# Emergency Braking?



## Dan Detweiler (Apr 8, 2016)

This is more of a general Tesla question and not Model 3 specific but I am interested in the emergency braking on the cars and what exactly it is capable of. Is it faster than a human can react? At what speeds is it most effective? Is this part of the Auto Pilot option or do all the cars have this activated at all times?

I tried to find videos on Youtube showing the capabilities of this feature but so far have struck out. Sorry for all of the questions but I am totally new to Tesla so this is all foreign to me!

Thanks,

Dan


----------



## TrevP (Oct 20, 2015)

Here's the best video of a Tesla's emergency braking taking place. The car was cut off by a car 
suddenly turning left from the opposite lane . Do you think you'd be able to react as fast?


----------



## Dan Detweiler (Apr 8, 2016)

This is standard on all Teslas, am I right?


----------



## TrevP (Oct 20, 2015)

Dan Detweiler said:


> This is standard on all Teslas, am I right?


It is since October 2014


----------



## LUXMAN (Apr 4, 2016)

So how is the parking/E brake engaged in the S? I've only driven one twice so I do not recall.


----------



## TrevP (Oct 20, 2015)

The rear disc brakes have an additional shoe clamp on top. Those are the parking brakes.


----------



## LUXMAN (Apr 4, 2016)

Yes. Actually, I meant is there a foot E brake pedal or is it just electronic and automatic when you park? I do remember there isn't a hand brake so I cant drift with it.


----------



## james connolly (Apr 11, 2016)

LUXMAN said:


> Yes. Actually, I meant is there a foot E brake pedal or is it just electronic and automatic when you park? I do remember there isn't a hand brake so I cant drift with it.

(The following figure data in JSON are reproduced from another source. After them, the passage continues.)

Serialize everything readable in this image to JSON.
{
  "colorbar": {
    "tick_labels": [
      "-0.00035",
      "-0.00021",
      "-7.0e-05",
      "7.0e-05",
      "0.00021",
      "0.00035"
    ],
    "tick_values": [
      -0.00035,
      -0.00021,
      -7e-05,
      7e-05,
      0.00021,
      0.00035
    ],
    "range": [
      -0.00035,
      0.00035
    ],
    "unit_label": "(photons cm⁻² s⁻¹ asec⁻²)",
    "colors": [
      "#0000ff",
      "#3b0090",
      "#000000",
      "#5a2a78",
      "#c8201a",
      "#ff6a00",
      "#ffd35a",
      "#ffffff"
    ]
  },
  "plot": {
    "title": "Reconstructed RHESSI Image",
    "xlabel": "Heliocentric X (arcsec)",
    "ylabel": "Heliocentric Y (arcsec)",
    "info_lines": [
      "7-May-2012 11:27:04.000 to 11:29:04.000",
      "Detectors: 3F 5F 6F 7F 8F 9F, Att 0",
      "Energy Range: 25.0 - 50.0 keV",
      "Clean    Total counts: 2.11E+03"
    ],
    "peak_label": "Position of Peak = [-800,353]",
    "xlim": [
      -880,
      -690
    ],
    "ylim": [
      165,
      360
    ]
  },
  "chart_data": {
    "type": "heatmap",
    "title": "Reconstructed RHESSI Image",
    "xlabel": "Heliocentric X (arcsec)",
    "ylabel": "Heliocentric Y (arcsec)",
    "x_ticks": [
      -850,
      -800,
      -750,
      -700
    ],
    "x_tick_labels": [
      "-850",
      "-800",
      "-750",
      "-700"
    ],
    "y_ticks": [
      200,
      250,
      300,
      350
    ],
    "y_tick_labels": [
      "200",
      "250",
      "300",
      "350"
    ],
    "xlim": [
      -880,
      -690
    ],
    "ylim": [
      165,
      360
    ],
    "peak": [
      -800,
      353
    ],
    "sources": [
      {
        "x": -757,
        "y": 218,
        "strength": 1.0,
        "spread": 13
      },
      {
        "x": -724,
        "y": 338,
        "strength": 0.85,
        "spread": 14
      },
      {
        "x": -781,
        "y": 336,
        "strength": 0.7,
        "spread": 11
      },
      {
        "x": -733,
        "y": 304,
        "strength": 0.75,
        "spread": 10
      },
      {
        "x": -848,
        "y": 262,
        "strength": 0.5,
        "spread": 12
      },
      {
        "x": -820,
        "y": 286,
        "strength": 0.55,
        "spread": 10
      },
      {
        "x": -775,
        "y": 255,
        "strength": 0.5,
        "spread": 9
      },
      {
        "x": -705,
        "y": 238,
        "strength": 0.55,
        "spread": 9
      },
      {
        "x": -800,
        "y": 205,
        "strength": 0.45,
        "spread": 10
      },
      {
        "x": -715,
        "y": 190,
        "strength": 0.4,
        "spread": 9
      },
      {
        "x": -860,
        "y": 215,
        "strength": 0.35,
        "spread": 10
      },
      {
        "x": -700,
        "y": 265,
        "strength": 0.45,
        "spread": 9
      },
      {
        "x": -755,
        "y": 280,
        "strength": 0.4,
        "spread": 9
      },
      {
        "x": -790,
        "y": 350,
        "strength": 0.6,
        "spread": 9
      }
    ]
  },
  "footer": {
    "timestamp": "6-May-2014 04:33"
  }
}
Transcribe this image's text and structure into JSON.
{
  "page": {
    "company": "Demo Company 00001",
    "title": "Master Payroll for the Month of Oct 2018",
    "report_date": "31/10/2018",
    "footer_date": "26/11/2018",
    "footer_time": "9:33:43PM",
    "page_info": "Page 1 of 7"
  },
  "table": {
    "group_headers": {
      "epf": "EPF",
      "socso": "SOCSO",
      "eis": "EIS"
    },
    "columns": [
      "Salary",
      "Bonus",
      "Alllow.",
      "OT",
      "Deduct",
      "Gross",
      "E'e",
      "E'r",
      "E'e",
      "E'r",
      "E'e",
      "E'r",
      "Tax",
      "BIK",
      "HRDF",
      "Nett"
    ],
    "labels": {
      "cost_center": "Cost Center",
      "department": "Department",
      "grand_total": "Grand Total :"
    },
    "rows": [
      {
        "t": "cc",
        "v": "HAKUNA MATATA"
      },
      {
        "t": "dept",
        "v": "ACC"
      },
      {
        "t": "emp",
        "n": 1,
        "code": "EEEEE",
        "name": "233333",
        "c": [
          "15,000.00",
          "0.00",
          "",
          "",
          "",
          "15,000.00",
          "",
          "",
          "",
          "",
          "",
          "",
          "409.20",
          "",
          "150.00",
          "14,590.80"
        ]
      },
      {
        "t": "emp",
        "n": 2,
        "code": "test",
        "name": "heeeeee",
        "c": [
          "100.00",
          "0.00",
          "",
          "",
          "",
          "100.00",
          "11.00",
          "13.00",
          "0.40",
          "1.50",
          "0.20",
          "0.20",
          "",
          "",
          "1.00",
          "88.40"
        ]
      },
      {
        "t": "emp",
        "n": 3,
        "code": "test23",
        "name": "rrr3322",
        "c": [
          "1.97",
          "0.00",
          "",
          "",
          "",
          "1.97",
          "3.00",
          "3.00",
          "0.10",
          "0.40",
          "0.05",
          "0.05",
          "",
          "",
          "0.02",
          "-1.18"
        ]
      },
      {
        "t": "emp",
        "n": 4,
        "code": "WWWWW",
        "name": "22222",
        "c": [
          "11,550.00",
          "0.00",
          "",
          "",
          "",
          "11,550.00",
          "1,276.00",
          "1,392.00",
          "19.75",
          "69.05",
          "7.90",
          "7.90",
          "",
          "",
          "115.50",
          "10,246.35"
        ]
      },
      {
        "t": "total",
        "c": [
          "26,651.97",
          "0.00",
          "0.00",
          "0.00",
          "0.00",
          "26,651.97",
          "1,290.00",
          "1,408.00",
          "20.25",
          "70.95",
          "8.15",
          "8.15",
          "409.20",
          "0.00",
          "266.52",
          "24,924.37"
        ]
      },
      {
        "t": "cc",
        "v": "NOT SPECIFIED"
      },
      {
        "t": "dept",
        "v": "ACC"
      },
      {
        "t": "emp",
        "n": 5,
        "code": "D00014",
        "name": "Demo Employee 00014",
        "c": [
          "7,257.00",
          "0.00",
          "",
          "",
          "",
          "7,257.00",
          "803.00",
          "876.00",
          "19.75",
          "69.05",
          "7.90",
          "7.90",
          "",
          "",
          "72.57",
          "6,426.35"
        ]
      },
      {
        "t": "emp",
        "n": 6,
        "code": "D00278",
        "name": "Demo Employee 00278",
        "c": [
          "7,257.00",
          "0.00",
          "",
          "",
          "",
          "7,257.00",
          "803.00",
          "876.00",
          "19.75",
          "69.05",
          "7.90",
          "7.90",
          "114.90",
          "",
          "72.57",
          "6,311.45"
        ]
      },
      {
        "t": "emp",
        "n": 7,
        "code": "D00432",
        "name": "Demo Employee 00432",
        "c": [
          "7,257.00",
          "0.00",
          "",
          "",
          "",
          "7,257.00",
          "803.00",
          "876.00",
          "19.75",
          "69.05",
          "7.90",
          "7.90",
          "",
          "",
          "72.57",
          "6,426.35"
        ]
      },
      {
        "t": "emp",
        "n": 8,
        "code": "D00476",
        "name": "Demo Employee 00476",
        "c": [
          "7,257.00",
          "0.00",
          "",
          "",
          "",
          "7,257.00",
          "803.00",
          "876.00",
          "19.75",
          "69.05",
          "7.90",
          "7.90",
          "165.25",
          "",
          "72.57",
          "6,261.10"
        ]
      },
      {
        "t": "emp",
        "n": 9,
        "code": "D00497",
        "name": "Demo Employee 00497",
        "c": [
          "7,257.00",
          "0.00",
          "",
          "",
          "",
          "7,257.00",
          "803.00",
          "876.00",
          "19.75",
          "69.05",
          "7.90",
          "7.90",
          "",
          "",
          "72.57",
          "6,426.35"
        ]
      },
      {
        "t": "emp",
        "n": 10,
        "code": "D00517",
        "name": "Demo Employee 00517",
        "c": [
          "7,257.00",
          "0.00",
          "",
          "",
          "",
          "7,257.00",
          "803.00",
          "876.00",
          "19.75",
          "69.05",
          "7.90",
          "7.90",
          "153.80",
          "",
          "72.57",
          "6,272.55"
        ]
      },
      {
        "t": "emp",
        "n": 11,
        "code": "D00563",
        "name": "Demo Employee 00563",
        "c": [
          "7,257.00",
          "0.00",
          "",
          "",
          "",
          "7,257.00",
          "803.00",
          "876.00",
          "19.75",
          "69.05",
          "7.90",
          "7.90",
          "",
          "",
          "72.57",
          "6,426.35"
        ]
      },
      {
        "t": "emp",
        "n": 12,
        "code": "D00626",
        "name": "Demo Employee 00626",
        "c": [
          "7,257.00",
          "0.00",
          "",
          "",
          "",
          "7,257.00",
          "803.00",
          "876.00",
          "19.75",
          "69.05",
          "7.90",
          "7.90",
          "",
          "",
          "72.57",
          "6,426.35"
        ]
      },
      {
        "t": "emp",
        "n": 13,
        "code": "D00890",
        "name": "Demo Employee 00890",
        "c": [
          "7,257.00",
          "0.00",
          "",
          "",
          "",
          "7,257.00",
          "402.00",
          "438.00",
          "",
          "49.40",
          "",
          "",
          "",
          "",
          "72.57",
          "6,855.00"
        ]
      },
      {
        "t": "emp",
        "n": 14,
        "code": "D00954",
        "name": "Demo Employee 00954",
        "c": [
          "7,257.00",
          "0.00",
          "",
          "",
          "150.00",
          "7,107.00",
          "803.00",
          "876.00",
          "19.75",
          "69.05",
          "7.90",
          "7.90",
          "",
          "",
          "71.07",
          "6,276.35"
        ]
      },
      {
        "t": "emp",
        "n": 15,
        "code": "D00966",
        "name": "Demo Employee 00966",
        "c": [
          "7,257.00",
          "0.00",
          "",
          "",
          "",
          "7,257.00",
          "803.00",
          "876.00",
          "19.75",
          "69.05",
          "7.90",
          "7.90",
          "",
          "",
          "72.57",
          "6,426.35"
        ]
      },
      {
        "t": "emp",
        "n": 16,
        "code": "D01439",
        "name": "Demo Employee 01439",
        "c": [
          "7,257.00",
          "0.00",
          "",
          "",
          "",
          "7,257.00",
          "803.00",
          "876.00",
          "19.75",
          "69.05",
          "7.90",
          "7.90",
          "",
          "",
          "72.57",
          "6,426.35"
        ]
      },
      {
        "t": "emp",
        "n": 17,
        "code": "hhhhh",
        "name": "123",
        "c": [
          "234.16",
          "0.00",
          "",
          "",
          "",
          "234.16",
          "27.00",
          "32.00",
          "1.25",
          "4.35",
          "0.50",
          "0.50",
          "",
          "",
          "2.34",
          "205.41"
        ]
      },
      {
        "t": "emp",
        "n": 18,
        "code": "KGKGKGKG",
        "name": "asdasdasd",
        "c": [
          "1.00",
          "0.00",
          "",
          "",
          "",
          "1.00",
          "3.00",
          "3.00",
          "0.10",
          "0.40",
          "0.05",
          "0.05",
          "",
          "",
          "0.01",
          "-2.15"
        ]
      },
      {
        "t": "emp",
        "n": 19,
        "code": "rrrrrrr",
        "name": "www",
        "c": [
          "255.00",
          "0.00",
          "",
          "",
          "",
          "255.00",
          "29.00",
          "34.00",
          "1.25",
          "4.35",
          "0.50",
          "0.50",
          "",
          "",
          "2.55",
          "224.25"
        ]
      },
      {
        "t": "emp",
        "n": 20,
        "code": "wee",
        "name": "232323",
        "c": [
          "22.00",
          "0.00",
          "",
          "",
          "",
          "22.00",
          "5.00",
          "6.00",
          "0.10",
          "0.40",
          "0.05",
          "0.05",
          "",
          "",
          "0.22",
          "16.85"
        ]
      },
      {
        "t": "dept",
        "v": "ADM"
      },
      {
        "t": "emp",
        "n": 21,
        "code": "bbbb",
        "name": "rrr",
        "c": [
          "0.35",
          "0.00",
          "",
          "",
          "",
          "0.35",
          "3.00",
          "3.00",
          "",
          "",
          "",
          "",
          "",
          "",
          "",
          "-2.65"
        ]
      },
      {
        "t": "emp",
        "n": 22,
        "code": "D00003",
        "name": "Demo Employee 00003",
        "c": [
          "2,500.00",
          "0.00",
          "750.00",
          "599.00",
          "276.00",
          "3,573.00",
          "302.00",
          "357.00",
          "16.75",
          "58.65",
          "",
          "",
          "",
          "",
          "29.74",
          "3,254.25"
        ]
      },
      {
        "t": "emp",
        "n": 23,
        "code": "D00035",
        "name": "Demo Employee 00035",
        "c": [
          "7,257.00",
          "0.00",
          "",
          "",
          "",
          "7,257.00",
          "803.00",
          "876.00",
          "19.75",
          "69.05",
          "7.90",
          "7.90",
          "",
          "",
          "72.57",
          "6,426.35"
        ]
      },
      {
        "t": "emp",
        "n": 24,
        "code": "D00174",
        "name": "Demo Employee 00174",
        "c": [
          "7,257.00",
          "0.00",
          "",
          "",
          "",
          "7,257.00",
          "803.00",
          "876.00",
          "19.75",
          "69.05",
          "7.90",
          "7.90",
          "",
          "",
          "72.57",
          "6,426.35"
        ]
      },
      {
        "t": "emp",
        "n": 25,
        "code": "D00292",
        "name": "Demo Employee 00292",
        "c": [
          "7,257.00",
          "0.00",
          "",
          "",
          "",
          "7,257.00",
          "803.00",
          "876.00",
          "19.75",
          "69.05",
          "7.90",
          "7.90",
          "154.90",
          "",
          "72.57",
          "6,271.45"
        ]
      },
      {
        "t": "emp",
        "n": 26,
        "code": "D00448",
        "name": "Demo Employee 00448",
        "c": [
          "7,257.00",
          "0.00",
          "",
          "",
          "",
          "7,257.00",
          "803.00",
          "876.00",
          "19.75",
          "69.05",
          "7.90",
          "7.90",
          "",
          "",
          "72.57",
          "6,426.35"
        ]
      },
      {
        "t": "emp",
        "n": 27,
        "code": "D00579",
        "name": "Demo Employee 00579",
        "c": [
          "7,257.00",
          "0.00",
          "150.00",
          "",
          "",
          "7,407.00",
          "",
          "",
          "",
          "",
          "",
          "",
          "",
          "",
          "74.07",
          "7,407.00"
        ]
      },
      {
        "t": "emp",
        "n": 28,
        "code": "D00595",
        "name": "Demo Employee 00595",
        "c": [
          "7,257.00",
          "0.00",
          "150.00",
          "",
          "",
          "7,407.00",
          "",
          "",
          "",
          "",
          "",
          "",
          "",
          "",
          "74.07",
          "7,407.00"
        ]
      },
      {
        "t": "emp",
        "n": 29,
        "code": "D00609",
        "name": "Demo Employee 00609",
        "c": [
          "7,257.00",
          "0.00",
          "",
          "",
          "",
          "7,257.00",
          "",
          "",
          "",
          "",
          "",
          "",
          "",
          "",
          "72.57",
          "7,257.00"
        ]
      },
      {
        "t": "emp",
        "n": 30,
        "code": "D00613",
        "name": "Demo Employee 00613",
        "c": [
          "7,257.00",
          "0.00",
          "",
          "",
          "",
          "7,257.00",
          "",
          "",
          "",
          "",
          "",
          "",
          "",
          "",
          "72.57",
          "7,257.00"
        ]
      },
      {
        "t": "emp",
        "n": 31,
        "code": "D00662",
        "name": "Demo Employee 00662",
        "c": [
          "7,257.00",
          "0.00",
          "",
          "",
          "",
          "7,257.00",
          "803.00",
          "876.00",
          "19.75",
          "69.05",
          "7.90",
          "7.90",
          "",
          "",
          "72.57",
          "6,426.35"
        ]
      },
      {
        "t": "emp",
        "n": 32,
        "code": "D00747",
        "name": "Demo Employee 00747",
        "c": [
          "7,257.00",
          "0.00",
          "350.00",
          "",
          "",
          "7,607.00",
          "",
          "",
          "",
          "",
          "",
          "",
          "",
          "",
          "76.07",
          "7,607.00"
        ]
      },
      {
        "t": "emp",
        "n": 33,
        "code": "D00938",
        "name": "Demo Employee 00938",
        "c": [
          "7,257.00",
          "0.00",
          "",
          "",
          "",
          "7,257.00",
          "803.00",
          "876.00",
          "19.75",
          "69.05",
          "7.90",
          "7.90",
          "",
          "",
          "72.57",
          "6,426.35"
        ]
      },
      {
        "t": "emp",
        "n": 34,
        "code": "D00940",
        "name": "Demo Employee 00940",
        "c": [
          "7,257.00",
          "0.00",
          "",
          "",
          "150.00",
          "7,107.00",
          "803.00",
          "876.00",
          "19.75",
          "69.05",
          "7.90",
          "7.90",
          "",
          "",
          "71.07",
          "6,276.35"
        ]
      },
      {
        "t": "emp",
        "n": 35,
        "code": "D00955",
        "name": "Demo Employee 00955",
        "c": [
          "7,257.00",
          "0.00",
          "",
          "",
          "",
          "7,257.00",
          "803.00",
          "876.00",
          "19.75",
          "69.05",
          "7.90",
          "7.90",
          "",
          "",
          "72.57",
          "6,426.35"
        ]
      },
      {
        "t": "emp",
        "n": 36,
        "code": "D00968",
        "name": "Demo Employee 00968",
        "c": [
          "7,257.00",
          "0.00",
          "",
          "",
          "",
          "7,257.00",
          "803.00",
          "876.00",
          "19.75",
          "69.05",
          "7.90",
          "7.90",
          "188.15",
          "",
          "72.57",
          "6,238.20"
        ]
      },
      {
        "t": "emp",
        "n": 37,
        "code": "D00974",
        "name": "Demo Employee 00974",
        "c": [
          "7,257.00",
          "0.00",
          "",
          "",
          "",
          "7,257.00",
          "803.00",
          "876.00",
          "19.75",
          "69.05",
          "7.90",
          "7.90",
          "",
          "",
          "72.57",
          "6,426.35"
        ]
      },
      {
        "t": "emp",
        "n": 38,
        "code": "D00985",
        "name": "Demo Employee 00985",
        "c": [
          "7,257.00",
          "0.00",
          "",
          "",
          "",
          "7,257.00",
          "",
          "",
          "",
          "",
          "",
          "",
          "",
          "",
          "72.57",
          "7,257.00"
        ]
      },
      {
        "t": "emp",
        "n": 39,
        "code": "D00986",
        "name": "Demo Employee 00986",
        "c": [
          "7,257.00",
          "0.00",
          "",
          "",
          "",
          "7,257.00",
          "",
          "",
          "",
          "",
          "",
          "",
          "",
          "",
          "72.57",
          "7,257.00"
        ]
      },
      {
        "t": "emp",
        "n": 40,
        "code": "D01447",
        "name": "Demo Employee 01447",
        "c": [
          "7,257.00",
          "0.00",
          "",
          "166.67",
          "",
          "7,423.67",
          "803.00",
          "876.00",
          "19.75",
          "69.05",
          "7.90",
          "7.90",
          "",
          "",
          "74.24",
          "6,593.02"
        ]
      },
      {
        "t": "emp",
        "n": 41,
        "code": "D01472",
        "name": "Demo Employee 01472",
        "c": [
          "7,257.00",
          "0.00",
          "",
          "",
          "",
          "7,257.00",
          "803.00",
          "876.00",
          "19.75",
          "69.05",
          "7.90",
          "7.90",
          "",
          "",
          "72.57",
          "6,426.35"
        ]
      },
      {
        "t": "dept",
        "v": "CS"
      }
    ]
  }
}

For example if you stop on an incline at a set of traffic lights you just press hard on the brake pedal and it engages a parking brake. It shows up on the dash as an icon. Once you pull away it disengages automatically.


----------



## EV_Future (Mar 15, 2016)

Parking brake is turned on by pressing a button at the end of the gear switch stalk (it's on the right side).
When you just stop at the traffic light it will engage the "hill hold" which is not the parking brake. It doesn't say which set of brake pads it's using, but on the older Model S it is only available for several seconds I believe, while on the newer ones with upgraded brake system it's available for a long time and if you are stopped for very long it would switch the car to "Park".


----------